La rosa e il cactus
La processione si snoda lungo i vicoli illuminati da un arancio spesso. Centinaia di metri fatti di persone che camminano pronunciando litanie mentre pensano ai fatti loro. Dietro di me c’è Giorgio, ma per rendervene conto dovete abbassare lo sguardo: avrà non più di cinque anni e un coerente argento vivo addosso. Alzando di nuovo lo sguardo è possibile immaginare sua nonna dietro di lui, che si dispera nel cercare di farlo stare calmo parlandogli. Un po’ come sperare di convertire un talebano regalandogli un santino di San Girolamo.

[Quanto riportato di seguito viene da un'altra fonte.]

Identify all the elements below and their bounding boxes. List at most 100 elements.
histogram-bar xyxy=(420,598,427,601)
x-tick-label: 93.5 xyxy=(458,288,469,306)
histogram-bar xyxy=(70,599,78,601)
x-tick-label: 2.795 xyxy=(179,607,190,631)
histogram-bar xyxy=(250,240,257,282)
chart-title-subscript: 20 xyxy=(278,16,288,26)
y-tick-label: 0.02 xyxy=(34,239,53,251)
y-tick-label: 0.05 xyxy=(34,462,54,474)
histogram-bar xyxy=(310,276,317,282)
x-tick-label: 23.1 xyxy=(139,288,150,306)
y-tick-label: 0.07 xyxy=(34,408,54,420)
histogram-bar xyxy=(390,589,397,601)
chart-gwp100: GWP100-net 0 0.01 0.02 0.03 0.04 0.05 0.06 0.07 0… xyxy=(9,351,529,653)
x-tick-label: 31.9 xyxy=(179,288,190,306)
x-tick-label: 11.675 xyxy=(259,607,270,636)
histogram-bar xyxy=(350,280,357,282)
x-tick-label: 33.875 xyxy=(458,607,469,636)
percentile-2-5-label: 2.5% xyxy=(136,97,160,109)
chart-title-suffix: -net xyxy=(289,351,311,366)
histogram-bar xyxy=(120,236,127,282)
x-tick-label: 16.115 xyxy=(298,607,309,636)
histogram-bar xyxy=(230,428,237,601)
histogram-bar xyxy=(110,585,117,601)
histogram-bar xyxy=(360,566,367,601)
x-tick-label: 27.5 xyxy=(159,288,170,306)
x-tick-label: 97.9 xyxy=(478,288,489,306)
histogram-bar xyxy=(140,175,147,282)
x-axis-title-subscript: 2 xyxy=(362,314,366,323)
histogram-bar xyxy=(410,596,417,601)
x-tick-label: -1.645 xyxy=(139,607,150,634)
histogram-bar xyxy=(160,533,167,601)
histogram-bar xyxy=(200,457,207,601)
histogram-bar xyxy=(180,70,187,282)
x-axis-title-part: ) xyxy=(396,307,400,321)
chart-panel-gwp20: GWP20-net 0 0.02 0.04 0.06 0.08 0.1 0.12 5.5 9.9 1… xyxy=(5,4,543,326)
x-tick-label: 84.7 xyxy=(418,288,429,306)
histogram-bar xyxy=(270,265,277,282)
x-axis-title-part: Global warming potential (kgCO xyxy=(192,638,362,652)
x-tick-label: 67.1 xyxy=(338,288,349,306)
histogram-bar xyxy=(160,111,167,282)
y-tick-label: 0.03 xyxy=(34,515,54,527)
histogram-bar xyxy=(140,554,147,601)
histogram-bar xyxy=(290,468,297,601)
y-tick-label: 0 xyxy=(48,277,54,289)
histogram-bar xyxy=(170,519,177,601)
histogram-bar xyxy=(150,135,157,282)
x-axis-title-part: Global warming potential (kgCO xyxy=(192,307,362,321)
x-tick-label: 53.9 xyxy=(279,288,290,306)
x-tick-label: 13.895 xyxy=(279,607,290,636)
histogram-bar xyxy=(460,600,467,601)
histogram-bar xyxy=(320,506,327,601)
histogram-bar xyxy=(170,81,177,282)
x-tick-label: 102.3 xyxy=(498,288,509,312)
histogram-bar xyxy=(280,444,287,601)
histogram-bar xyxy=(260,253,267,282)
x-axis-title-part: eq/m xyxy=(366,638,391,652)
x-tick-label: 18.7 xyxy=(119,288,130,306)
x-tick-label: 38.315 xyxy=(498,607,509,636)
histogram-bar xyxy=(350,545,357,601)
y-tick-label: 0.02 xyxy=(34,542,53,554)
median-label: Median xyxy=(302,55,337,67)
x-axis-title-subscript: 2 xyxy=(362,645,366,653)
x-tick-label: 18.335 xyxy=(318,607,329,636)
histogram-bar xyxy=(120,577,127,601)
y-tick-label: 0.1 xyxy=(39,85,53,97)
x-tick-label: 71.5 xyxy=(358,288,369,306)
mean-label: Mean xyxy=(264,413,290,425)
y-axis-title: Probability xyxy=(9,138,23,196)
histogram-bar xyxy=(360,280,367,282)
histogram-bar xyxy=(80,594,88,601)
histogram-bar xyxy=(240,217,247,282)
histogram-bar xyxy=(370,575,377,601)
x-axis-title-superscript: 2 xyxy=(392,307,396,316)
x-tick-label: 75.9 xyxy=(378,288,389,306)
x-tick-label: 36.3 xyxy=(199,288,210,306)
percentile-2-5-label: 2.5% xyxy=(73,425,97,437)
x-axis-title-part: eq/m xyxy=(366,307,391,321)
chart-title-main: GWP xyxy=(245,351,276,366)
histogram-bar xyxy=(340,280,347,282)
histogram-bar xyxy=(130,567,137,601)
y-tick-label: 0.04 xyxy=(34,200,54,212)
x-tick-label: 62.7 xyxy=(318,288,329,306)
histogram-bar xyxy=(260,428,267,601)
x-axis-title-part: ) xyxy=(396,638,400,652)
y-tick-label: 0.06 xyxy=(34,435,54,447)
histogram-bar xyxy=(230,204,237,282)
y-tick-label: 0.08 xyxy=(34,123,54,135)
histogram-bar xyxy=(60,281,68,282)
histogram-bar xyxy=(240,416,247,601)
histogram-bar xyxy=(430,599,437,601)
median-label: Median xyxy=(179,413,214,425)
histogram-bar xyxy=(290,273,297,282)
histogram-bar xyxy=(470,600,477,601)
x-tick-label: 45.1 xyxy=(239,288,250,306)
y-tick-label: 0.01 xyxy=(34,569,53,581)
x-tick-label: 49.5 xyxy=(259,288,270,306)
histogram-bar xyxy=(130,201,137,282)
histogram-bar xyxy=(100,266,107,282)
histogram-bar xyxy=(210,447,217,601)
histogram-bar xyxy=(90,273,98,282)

Davanti ai due, lo dicevo, ci sono io e il ricordo di mia nonna. La nonna del paese, quella che dentro quei vicoli ci aveva vissuto un’intera esistenza e che nutriva di fettuccine le mie domeniche bambine. Nonna Rosa aveva un nome tanto bello quanto inappropriato: un centinaio di chili in un metro e mezzo la rendevano inequivocabilmente più simile ad un cactus che ad una rosa. Ma non si può certo pensare che i miei bisnonni avrebbero potuto chiamarla cactus, d’altra parte.
Ad ogni modo la mole di mia nonna non è particolarmente significativa. E non lo è neppure la sua capacità intellettuale, visto che a malapena sapeva leggere e scrivere. La cosa importante, quando penso a mia nonna, è soltanto la sua capacità di essere materna, di saper mettere al primo posto i membri della famiglia, che avrebbe difeso anche fisicamente in caso di necessità. Mia nonna Rosa sapeva farmi sentire al sicuro, protetto, da ragazzino.
E ogni volta che me ne andavo, la domenica dopo pranzo, prendeva un pettine e una manciata d’acqua e mi faceva la leccata sulla zucca. Mentre lo faceva mi ripeteva sempre tre cose, che mi sembra di sentire come fosse qui ora:
- Ricordatello sempre: la gente è cattiva. Ma tu ha da esse' sempre sincero e non ha da tene’ paura. Manco der dimonio!
Dio solo sa quanto avrei bisogno di mia nonna in questo periodo di gente cattiva e di grandi paure.